US, NATO Allies Formally Accuse China of Microsoft Exchange Server Hacking
The United States and its NATO allies have officially accused the Chinese government of sponsoring the Microsoft Exchange Server hacks that took place earlier this year. Chinese state-run media described the accusation as “absurd.”
In March, Microsoft released a statement saying it had detected “several zero-day exploits used to attack on-premises versions of Microsoft Exchange Server as part of limited and targeted attacks.” The attacker was able to use vulnerabilities to access email accounts and install malware that allowed him to undertake other longer-term attacks. The fixes were released quickly, but Microsoft said in an update released a week later that it “continues to see more players take advantage of unpatched systems to attack organizations with on-premises Exchange Server.”
Microsoft has singled out Hafnium, a “highly skilled and sophisticated” Chinese hacker group that it says targets US-based interests and industries, including infectious disease researchers, law firms, institutions. education, defense entrepreneurs, policy think tanks and NGOs.
“Recently, Hafnium has engaged in a number of attacks using previously unknown exploits targeting on-premises Exchange Server software,” explained Microsoft’s Tom Burt. “To this day, Hafnium is the main player we’ve seen using these exploits.
Today, the US government backed Microsoft’s claim that Hafnium is a “state sponsored threat actor,” by issuing a statement attributing “malicious cyber activity and irresponsible state behavior” to the Republic. people of China.
The statement accuses the Chinese government of using “criminal hackers to conduct unauthorized cyber operations on a global scale.” He also claims that in addition to an alleged contract with China’s State Security Ministry, the hackers involved “engaged in ransomware attacks, cyber extortion, cryptocurrency hijacking, and theft.” ranks of victims from all over the world, all for [personal] financial gain. “
It also reiterates Microsoft’s March allegations, saying “with a high degree of confidence” that China-based hackers were in fact behind hacks that took advantage of vulnerabilities in Microsoft Exchange Server. The statement said that “tens of thousands of computers and networks around the world” were compromised “in a massive operation that resulted in significant repair costs for its victims, mainly in the private sector.”

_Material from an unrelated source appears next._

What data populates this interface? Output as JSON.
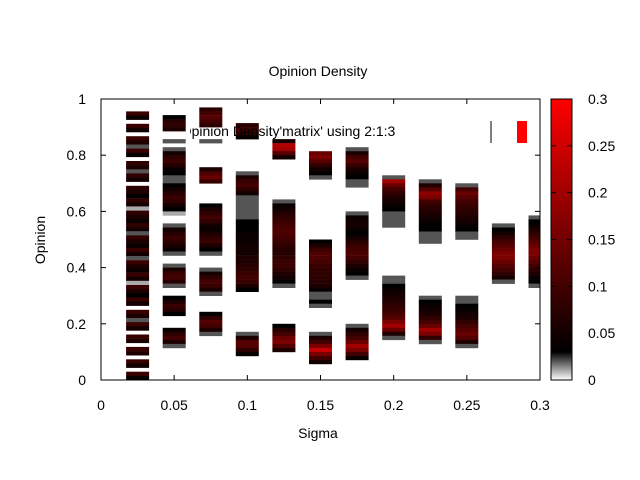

Although the US government has not taken any direct action against China at this point, it has filed criminal charges against four people allegedly linked to China’s online espionage efforts. The accusations are not related to the Microsoft Exchange Server hacks, but rather “a multi-year campaign targeting governments and foreign entities in key sectors including the navy, aviation, defense, education and health in at least a dozen countries’ which took place from 2011 to 2018.
The UK, EU and Canada have issued parallel statements condemning the Microsoft Server Exchange hack and other cyber espionage efforts. NATO, the North Atlantic Treaty Organization, also issued a statement condemning “malicious cyber activity”, although it took a somewhat more cautious approach and did not point the finger at China directly. .
“We recognize the national statements of Allies, such as Canada, the United Kingdom and the United States, assigning responsibility for the compromise of Microsoft Exchange Server to the People’s Republic of China,” he said. “In line with our recent Brussels Summit communiqué, we call on all states, including China, to honor their international commitments and obligations and to act responsibly in the international system, including in cyberspace.”
China’s Foreign Ministry has yet to respond to the accusation, but the state-run Xinhua News Agency called the allegations “absurd” on Twitter:
Who poses a major threat to the world in cyberspace? Ask Edward Snowden! The absurd logic of the United States to exaggerate the Chinese threat is like a thief yelling “stop the thief!” »#Surveillance #infosec # cybersecurity #espionage #tech pic.twitter.com/KYY0CBYh4NJuly 19, 2021
Xinhua’s remark refers to CIA analyst Edward Snowden, who said in 2013 that he believed the US National Security Agency had carried out more than 61,000 hacking operations around the world, many of them in China. In 2014, the New York Times reported that Snowden’s documents showed the NSA hacked into the servers of Chinese telecommunications giant Huawei.